Я не отвечаю. На остановке ревизор сходит и дружески машет мне рукой. Вечером, придя домой, он будет рассказывать жене и детям на кухне: «Сегодня у меня был такой случай. Мужчина с цветами. Прилично одетый. И пожалел крону на билет». — «А может, он украл эти цветы?» — «Пожалуй, ты права, мамочка. Наверняка он эти цветы украл и торгует ими, носит по разным кафе. А мне это и в голову не пришло. Что такому заплатить штраф! Легко пришло, легко ушло. А гуляш по-сегедски, мамочка, сегодня отменный».
Наконец место освободилось. Я сажусь и кладу букет на колени. Губы у меня пересохли и растрескались, но вялости как не бывало. И глаза смотрят уже не через туман. «Я приду к вам на свадьбу». — «Приходите, Цирбес». — «Как мне приятно наконец-то фотографировать живых людей. Я сделаю вам фото за полцены. Не забудьте меня позвать». — «Я вас позову». Трамвай трезвонит. «Сегодня мы провожаем в последний путь нашего дорогого товарища, бессменного директора, любимого и незабвенного Венделя Страку, который так внезапно и так жестоко покинул нас». Конечная остановка. Выходить!
— Жофи!
Жофи сидит в кресле и курит. На полу — чемодан с откинутой крышкой. Шкафы настежь, на столе гора пустых деревянных вешалок.
— Жофи, я принес тебе цветы.
Торопливо срываю с цветов налипшую бумагу и протягиваю ей букет.
Жофи молчит. Она смотрит куда-то поверх моей головы, словно не замечая меня. Потом стряхивает пепел в пепельницу.
— Зачем надо было их покупать? Я уезжаю.
— Уезжаешь?
— Я же сказала тебе, что все это бессмысленно.
— Куда же ты поедешь?
— Не знаю.
— А где ты собираешься ночевать?
— У сестры.
— А потом?
— Как-нибудь устроюсь.
— Жофи, я хотел тебе сказать… Я хотел тебе сказать, что мы начнем новую жизнь.
— Это я начну новую жизнь.
— Без меня?
— Без тебя.
На столе под вешалками я замечаю желтый казенный конверт. Большими печатными буквами на нем написана моя фамилия.
— Что это за письмо?
— Я вынула его из почтового ящика.
Конверт разорван, я вынимаю письмо. Анонимка. Фраза составлена из газетных букв:
«Ты найдешь свой конец на помойке, и мы растопчем тебя, как червяка».
— Из-за этого ты решила уехать?
— Нет, я решила это еще раньше.
— Все ерунда. У кого есть своя точка зрения, у того есть и враги. Завистники найдутся всегда.
— Какая ж тут зависть!
— Ладно, не зависть.

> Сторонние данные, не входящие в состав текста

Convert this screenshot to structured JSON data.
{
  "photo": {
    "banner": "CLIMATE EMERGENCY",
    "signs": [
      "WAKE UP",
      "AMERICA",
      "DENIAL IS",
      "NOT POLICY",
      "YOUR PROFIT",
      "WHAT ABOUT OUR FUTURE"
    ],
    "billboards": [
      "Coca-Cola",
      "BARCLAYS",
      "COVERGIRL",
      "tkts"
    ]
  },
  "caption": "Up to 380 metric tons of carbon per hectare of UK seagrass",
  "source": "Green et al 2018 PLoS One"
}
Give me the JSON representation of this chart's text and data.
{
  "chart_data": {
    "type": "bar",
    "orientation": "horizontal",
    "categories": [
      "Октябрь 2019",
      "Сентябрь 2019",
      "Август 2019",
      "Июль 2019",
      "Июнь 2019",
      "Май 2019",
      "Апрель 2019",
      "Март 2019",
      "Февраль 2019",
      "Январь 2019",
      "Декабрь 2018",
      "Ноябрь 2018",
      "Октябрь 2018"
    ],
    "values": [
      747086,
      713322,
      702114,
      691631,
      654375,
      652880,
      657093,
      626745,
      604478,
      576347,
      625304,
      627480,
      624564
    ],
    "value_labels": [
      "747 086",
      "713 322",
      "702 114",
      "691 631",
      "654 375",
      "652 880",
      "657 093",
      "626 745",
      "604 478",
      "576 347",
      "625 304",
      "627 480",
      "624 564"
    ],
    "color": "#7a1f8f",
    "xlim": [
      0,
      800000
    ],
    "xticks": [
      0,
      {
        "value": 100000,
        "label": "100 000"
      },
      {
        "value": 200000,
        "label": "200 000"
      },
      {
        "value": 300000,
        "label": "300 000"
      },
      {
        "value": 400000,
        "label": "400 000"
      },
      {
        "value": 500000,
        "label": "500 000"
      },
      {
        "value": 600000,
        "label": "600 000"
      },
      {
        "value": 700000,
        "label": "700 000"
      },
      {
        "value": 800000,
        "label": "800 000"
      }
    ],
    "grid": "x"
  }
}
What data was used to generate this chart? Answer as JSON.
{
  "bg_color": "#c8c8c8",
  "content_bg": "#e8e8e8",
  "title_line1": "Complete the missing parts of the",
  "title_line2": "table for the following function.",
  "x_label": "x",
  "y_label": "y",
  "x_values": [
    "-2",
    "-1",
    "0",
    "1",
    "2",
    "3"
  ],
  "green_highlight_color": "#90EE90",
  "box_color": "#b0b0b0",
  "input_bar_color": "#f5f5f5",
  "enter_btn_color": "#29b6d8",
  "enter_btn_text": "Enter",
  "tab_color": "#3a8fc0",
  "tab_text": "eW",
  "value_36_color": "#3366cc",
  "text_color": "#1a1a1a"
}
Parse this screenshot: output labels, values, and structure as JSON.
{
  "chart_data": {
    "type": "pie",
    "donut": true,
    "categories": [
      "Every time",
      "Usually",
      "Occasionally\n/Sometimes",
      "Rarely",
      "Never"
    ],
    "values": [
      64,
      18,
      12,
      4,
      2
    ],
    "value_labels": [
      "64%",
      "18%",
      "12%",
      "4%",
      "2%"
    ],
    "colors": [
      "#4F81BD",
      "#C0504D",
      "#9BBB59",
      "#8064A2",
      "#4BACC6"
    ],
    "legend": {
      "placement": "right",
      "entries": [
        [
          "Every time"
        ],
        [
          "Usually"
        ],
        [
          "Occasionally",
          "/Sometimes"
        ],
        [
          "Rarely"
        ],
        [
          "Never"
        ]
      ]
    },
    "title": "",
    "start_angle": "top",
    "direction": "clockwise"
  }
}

Но я не могу быть другим и вести себя иначе.
Даже на носилках я выгляжу строго и внушительно. Возможно, это вовсе и не я, а тело совершенно незнакомого человека, которое два тяжело дышащих санитара в грязных белых халатах неловко несут вниз по ступенькам. Цирбес фотографирует. «Улыбнитесь. Улыбнитесь, сейчас вылетит птичка». — «Где тут у вас помойка?»